"Vadim Mikheev" <vmikheev@sectorbase.com> writes:
> Really?! Once again: WAL records give you *physical* address of tuples
> (both heap and index ones!) to be removed and size of log to read
> records from is not comparable with size of data files.
You sure? With our current approach of dumping data pages into the WAL
on first change since checkpoint (and doing so again after each
checkpoint) it's not too difficult to devise scenarios where the WAL log
is *larger* than the affected datafiles ... and can't be truncated until
someone commits.
The copied-data-page traffic is the worst problem with our current
WAL implementation. I did some measurements last week on VACUUM of a
test table (the accounts table from a "pg_bench -s 10" setup, which
contains 1000000 rows; I updated 20000 rows and then vacuumed). This
generated about 34400 8k blocks of WAL traffic, of which about 33300
represented copied pages and the other 1100 blocks were actual WAL
entries. That's a pretty massive I/O overhead, considering the table
itself was under 20000 8k blocks.

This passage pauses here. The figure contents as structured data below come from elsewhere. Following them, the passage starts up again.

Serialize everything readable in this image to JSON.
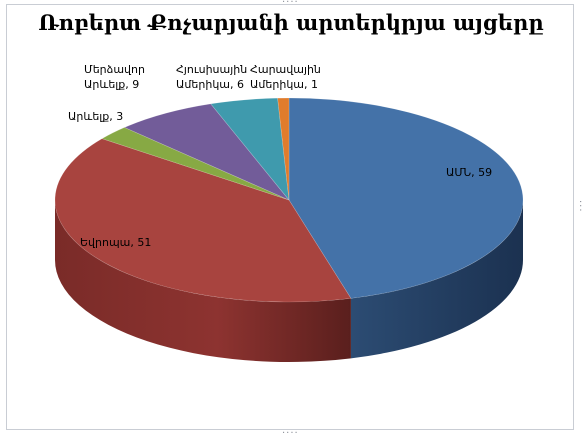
{
  "chart_data": {
    "type": "pie",
    "title": "Ռոբերտ Քոչարյանի արտերկրյա այցերը",
    "slices": [
      {
        "label": "ԱՄՆ",
        "value": 59,
        "color": "#4472a8"
      },
      {
        "label": "Եվրոպա",
        "value": 51,
        "color": "#a8443f"
      },
      {
        "label": "Արևելք",
        "value": 3,
        "color": "#87a944"
      },
      {
        "label": "Մերձավոր Արևելք",
        "value": 9,
        "color": "#725c99"
      },
      {
        "label": "Հյուսիսային Ամերիկա",
        "value": 6,
        "color": "#3f9aad"
      },
      {
        "label": "Հարավային Ամերիկա",
        "value": 1,
        "color": "#e07c2c"
      }
    ],
    "data_labels": [
      [
        "ԱՄՆ, 59"
      ],
      [
        "Եվրոպա, 51"
      ],
      [
        "Արևելք, 3"
      ],
      [
        "Մերձավոր",
        "Արևելք, 9"
      ],
      [
        "Հյուսիսային",
        "Ամերիկա, 6"
      ],
      [
        "Հարավային",
        "Ամերիկա, 1"
      ]
    ],
    "legend": "none",
    "style": "3d-pie"
  }
}
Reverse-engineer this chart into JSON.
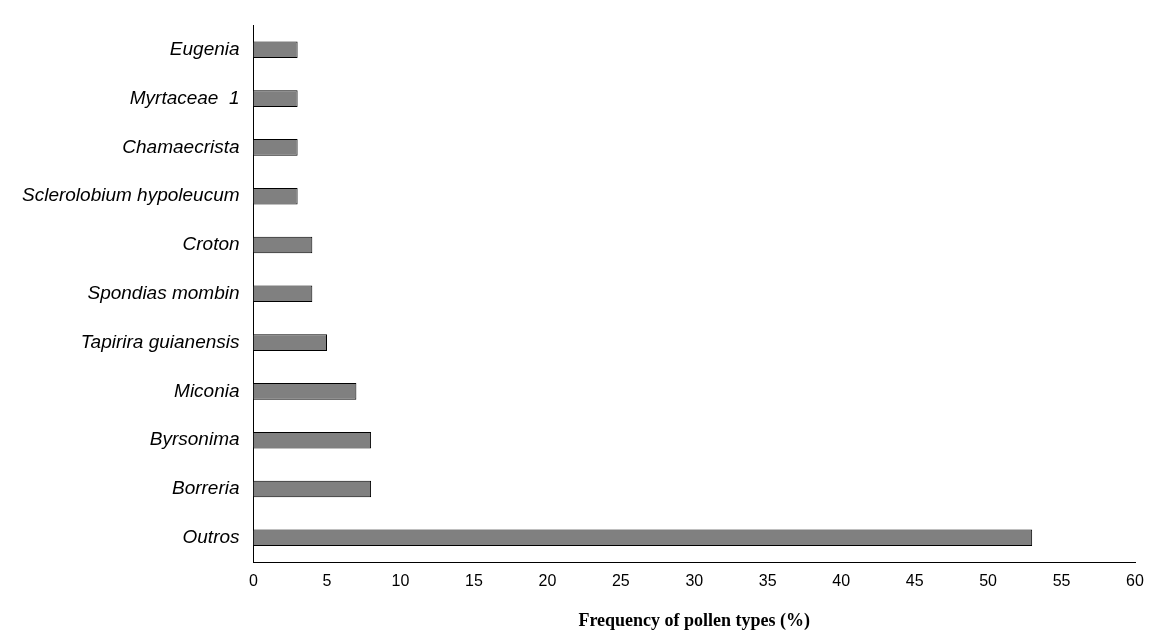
{
  "chart_data": {
    "type": "bar",
    "orientation": "horizontal",
    "xlabel": "Frequency of pollen types (%)",
    "categories": [
      "Eugenia",
      "Myrtaceae  1",
      "Chamaecrista",
      "Sclerolobium hypoleucum",
      "Croton",
      "Spondias mombin",
      "Tapirira guianensis",
      "Miconia",
      "Byrsonima",
      "Borreria",
      "Outros"
    ],
    "values": [
      3,
      3,
      3,
      3,
      4,
      4,
      5,
      7,
      8,
      8,
      53
    ],
    "color": "#808080",
    "xlim": [
      0,
      60
    ],
    "xticks": [
      0,
      5,
      10,
      15,
      20,
      25,
      30,
      35,
      40,
      45,
      50,
      55,
      60
    ],
    "grid": false,
    "legend": false
  }
}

It was also interesting to note that
a large fraction of the CPU time was spent calculating CRCs on the WAL
data.
Would it be possible to split the WAL traffic into two sets of files,
one for WAL log records proper and one for copied pages? Seems like
we could recycle the pages after each checkpoint rather than hanging
onto them until the associated transactions commit.
>> Why not? Seems to me that establishing implicit savepoints is just a
>> user-interface issue; you can do it, or not do it, regardless of the
>> underlying mechanism.
> Implicit savepoints are setted by server automatically before each
> query execution - you wouldn't use transaction IDs for this.
If the user asked you to, I don't see why not.
regards, tom lane